Kalichman Seth C, Amaral Christina M, White Denise, Swetsze Connie, Pope Howard, Kalichman Moira O, Cherry Chauncey, Eaton Lisa
Department of Psychology, University of Connecticut, Storrs, Connecticut 06269, USA.
AIDS Patient Care STDS. 2009 Jun;23(6):449-54. doi: 10.1089/apc.2008.0184.

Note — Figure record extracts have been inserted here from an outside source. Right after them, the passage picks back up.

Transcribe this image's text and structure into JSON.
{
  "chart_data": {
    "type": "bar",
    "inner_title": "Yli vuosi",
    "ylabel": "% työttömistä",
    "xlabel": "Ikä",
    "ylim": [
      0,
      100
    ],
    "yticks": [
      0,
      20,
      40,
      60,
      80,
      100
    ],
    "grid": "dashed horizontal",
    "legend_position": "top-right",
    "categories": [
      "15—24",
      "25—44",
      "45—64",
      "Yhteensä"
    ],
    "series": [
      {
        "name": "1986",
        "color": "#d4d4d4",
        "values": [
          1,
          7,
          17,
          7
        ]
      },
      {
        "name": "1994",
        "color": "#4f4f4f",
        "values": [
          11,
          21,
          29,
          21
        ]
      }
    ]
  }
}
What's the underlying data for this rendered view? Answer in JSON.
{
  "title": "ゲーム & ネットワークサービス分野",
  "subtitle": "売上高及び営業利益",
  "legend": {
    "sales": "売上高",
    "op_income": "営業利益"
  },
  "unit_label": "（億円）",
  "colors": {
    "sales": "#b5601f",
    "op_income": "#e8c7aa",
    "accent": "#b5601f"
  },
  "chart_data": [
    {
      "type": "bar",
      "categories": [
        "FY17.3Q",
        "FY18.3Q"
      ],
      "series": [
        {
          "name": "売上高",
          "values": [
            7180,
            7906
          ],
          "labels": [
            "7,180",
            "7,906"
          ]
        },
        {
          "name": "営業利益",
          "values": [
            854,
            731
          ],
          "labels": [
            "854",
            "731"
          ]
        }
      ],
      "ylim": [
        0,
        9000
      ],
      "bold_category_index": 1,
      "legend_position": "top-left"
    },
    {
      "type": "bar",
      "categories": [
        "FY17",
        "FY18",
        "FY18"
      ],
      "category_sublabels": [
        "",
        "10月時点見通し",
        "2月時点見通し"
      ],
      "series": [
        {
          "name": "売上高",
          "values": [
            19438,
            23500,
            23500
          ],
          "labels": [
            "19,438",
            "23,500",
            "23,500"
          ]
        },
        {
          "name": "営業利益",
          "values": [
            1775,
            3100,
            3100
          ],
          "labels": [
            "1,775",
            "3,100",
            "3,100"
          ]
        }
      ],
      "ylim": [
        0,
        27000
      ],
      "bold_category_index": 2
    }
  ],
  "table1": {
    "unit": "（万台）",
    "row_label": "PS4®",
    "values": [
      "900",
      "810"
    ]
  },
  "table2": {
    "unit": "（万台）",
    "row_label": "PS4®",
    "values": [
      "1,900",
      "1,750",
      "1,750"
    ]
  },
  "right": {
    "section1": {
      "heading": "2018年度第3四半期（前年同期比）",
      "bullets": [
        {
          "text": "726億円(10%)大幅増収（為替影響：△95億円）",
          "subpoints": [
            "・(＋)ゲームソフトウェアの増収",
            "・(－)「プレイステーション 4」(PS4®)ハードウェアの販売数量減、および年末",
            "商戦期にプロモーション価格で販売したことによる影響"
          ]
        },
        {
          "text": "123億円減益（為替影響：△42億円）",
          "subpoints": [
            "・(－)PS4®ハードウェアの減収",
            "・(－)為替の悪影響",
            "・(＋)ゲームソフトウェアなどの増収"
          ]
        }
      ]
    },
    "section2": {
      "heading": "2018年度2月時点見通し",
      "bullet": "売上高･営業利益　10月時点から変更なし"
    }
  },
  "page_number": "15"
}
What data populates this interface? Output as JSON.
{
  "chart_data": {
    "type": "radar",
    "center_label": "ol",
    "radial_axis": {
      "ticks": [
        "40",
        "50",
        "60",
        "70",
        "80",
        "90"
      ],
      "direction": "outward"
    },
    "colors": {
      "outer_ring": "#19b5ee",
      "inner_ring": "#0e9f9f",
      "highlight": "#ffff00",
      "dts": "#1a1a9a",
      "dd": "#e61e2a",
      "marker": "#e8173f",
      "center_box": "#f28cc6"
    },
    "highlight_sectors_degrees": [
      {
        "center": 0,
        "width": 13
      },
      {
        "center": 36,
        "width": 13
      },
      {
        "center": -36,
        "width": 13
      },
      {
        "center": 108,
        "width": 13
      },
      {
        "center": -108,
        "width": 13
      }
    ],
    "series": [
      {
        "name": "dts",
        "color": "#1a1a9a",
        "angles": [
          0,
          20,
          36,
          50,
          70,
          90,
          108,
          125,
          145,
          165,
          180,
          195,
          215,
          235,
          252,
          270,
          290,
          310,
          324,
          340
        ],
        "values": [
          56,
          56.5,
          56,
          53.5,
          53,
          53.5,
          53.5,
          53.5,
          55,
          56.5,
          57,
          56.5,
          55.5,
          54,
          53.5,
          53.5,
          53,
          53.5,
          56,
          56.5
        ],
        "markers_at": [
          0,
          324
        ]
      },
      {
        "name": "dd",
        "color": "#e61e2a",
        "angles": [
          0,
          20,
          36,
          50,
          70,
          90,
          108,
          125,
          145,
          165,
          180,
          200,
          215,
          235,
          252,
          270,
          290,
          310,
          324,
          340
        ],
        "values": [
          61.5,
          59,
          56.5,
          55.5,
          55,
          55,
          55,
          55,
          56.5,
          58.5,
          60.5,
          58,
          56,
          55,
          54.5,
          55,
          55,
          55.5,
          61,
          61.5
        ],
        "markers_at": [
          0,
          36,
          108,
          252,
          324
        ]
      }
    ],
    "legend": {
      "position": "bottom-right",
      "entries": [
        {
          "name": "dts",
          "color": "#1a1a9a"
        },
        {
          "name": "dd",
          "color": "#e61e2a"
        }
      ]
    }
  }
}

Alcohol use is a barrier to medication adherence. Beyond the cognitive effects of intoxication, people living with HIV/AIDS who believe that alcohol should not be mixed with their medications may temporarily stop taking medications when drinking. To examine the effects of alcohol-treatment beliefs on HIV treatment adherence. People living with HIV/AIDS who were receiving treatment (n = 145) were recruited from community and clinical services during the period between January 2006 and May 2008 to complete measures of substance use and alcohol-antiretroviral (ARV) interactive toxicity beliefs (e.g., alcohol breaks down HIV medications so they will not work). Medication adherence was monitored using unannounced telephone-based pill counts. Forty percent of participants were currently using alcohol and nearly one in four drinkers reported stopping their medications when drinking. Beliefs that mixing alcohol and medications is toxic were common among drinkers and nondrinkers, with most beliefs endorsed more frequently by non-drinkers. Hierarchical regression analysis showed that stopping ARVs when drinking was associated with treatment nonadherence over and above quantity/frequency of alcohol use and problem drinking. Beliefs that alcohol and ARVs should not be mixed and that treatments should be interrupted when drinking are common among people living with HIV/AIDS. Clinicians should educate patients about the necessity of continuing to take ARV medications without interruption even if they are drinking alcohol.
饮酒是药物依从性的一个障碍。除了醉酒带来的认知影响外,感染艾滋病毒/艾滋病的人如果认为酒精不应与他们的药物混合使用,那么在饮酒时可能会暂时停止服药。为了研究对酒精治疗的看法对艾滋病毒治疗依从性的影响。在2006年1月至2008年5月期间,从社区和临床服务机构招募了接受治疗的艾滋病毒/艾滋病感染者(n = 145),以完成药物使用和酒精与抗逆转录病毒药物(ARV)相互作用毒性看法(例如,酒精会分解艾滋病毒药物,使其失效)的测量。通过基于电话的突击药丸计数来监测药物依从性。40%的参与者目前正在饮酒,近四分之一的饮酒者报告在饮酒时会停止服药。认为酒精和药物混合有毒的看法在饮酒者和不饮酒者中都很常见,大多数看法在不饮酒者中得到更频繁的认可。分层回归分析表明,饮酒时停止服用抗逆转录病毒药物与治疗不依从有关,这超出了酒精使用量/频率和问题饮酒的影响。认为酒精和抗逆转录病毒药物不应混合以及饮酒时应中断治疗的看法在艾滋病毒/艾滋病感染者中很常见。临床医生应该告知患者,即使他们在饮酒,也有必要不间断地继续服用抗逆转录病毒药物。